Global pension funds continue to have a defensive asset allocation, reflected in the anaemic growth in the total assets of the world’s largest 300 pension funds by less than 2 per cent in 2011, new Towers Watson research reveals.
The P&I/ Towers Watson Global 300 research reveals that concerns about ongoing uncertainty in global markets remains, with last year’s growth in assets down from 11 per cent in 2010.
Aside from the global financial crisis, it was the lowest annual growth rate since 2003.
Defined-benefit assets still account for the vast majority of assets, but are growing at a slower rate than defined contribution.
Defined-benefit (DB) funds account for 70 per cent of total assets, growing by over 1 per cent in 2011, compared to 8 per cent the previous year.
Defined-contribution (DC) assets grew by 4 per cent, driven in part by a long-term shift in pension assets away from costly DB schemes. This growth, however, was well below the 13 per cent recorded the previous year.
Asian high
The asset consultant’s research reveals that the Asia-Pacific has the highest five-year growth rate of 9 per cent, compared to Europe at 6 per cent, while North America remained virtually unchanged.
Assets held by Australian funds grew at the fastest rate during the five-year period to the end of 2011, 18 per cent in US dollar terms, followed by Brazilian with 14 percent.
Carl Hess, global head of investment at Towers Watson, notes that asset allocation at the world’s largest pension funds had grown much more defensive over the past six or seven years as a result of the ongoing uncertainty shrouding the global economy.
“The top 20 funds, on average, now have roughly equal amounts in equities and bonds (about 40 per cent each) and the rest in alternatives and cash. At the same time Asia-Pacific funds, in particular Japan, have maintained much higher allocations to bonds in keeping with prevailing investment beliefs there,” Hess says.
Japan’s Government Pension Investment Fund maintains its top ranking as the world’s largest fund with total assets of about $1.4 trillion.
This is followed by Norway’s Government Pension fund and the Netherland’s APB rounded out the top three.
New entrants
The research shows that 47 new funds entered the ranking during the past five years mainly from Australia (8), Mexico (4), Germany (4), Finland (2) and Russia (2). During the same period, the US had a net loss of 19 funds from the ranking, yet it still accounts for 121 funds in the research. The UK is the next highest with 27 funds, down two funds from five years ago.

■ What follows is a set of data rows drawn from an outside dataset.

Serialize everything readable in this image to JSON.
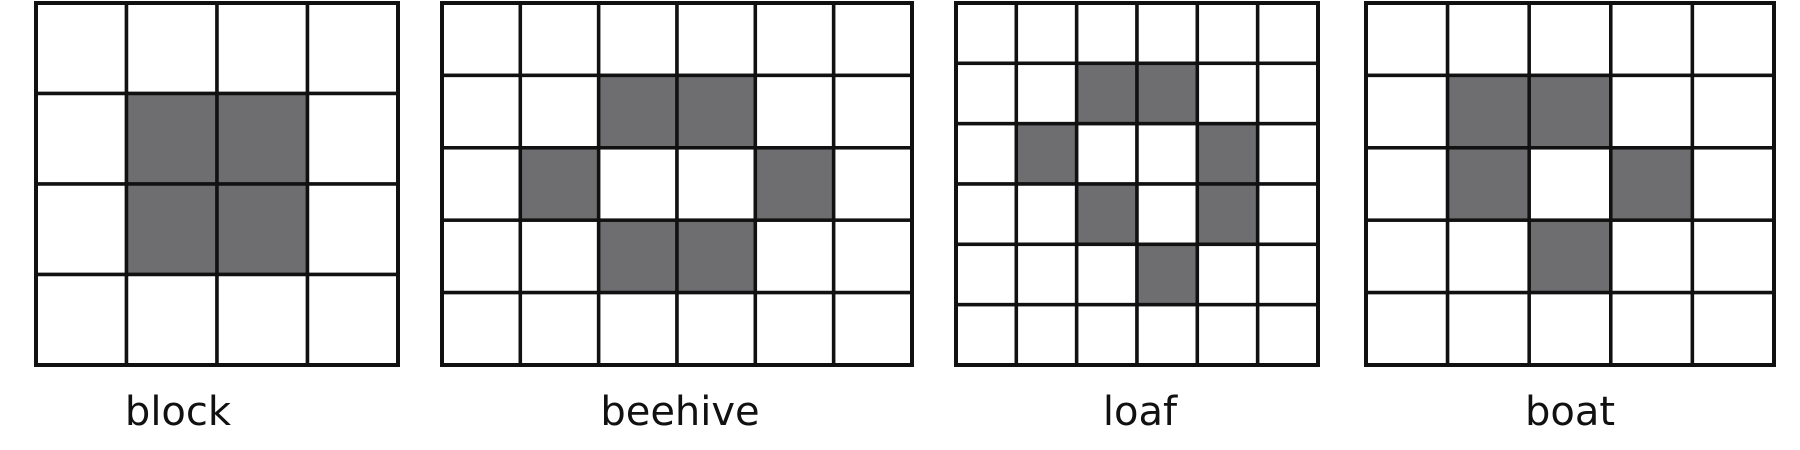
{
  "diagram": {
    "colors": {
      "alive": "#6e6e70",
      "dead": "#ffffff",
      "grid": "#111111"
    },
    "patterns": [
      {
        "name": "block",
        "cols": 4,
        "rows": 4,
        "alive_cells": [
          [
            1,
            1
          ],
          [
            2,
            1
          ],
          [
            1,
            2
          ],
          [
            2,
            2
          ]
        ]
      },
      {
        "name": "beehive",
        "cols": 6,
        "rows": 5,
        "alive_cells": [
          [
            2,
            1
          ],
          [
            3,
            1
          ],
          [
            1,
            2
          ],
          [
            4,
            2
          ],
          [
            2,
            3
          ],
          [
            3,
            3
          ]
        ]
      },
      {
        "name": "loaf",
        "cols": 6,
        "rows": 6,
        "alive_cells": [
          [
            2,
            1
          ],
          [
            3,
            1
          ],
          [
            1,
            2
          ],
          [
            4,
            2
          ],
          [
            2,
            3
          ],
          [
            4,
            3
          ],
          [
            3,
            4
          ]
        ]
      },
      {
        "name": "boat",
        "cols": 5,
        "rows": 5,
        "alive_cells": [
          [
            1,
            1
          ],
          [
            2,
            1
          ],
          [
            1,
            2
          ],
          [
            3,
            2
          ],
          [
            2,
            3
          ]
        ]
      }
    ]
  }
}
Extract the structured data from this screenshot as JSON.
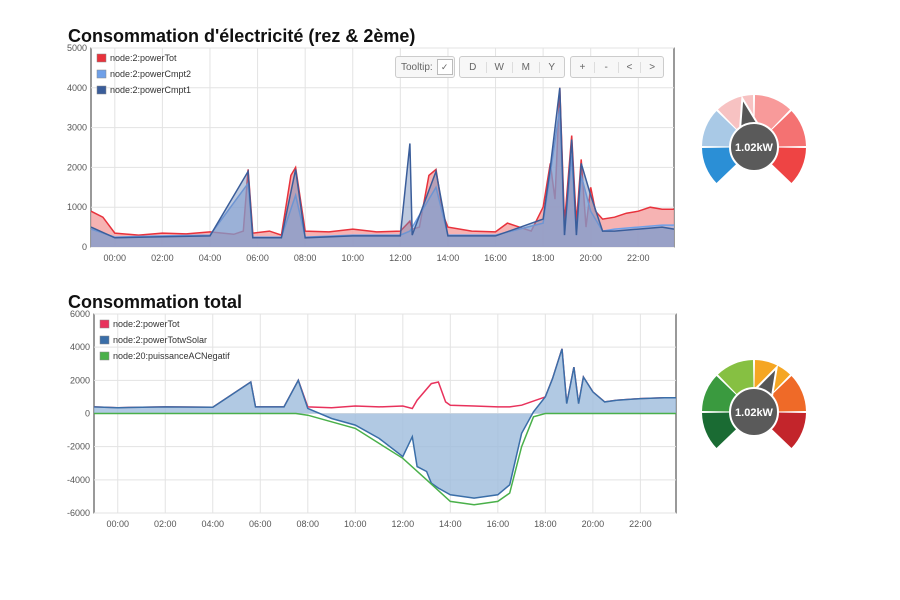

Hess says funds are reacting to the low-growth economic outlook and market volatility by increasing their capacity to make dynamic asset-allocation decisions.
“Many of the top funds are prioritising governance and risk-management arrangements as a matter of urgency, spurred on by the increasing likelihood of benefit default if they don’t,” he says.
The Towers Watson research, released in January, shows that bond allocations in the world’s seven biggest pension markets have fallen by 3 per cent on aggregate over the past 16 years, to 37 per cent.
Out of equities
However, over this same period equity allocations have fallen by 8 per cent to 41 per cent.
The greatest shift out of equities has occurred in the UK and the US where allocations have fallen from the mid-to-high sixties to now less than 45 per cent.
Japan maintains the highest allocation to bonds, with 59 per cent of the country’s total pension assets in bonds.
The shift out of equities has resulted in higher allocations to alternative assets, especially real estate, according to the research.
Towers Watson found that across the seven biggest pension markets, allocations to real estate, hedge funds, private equity and commodities has grown from 5 per cent to 20 per cent since 1995.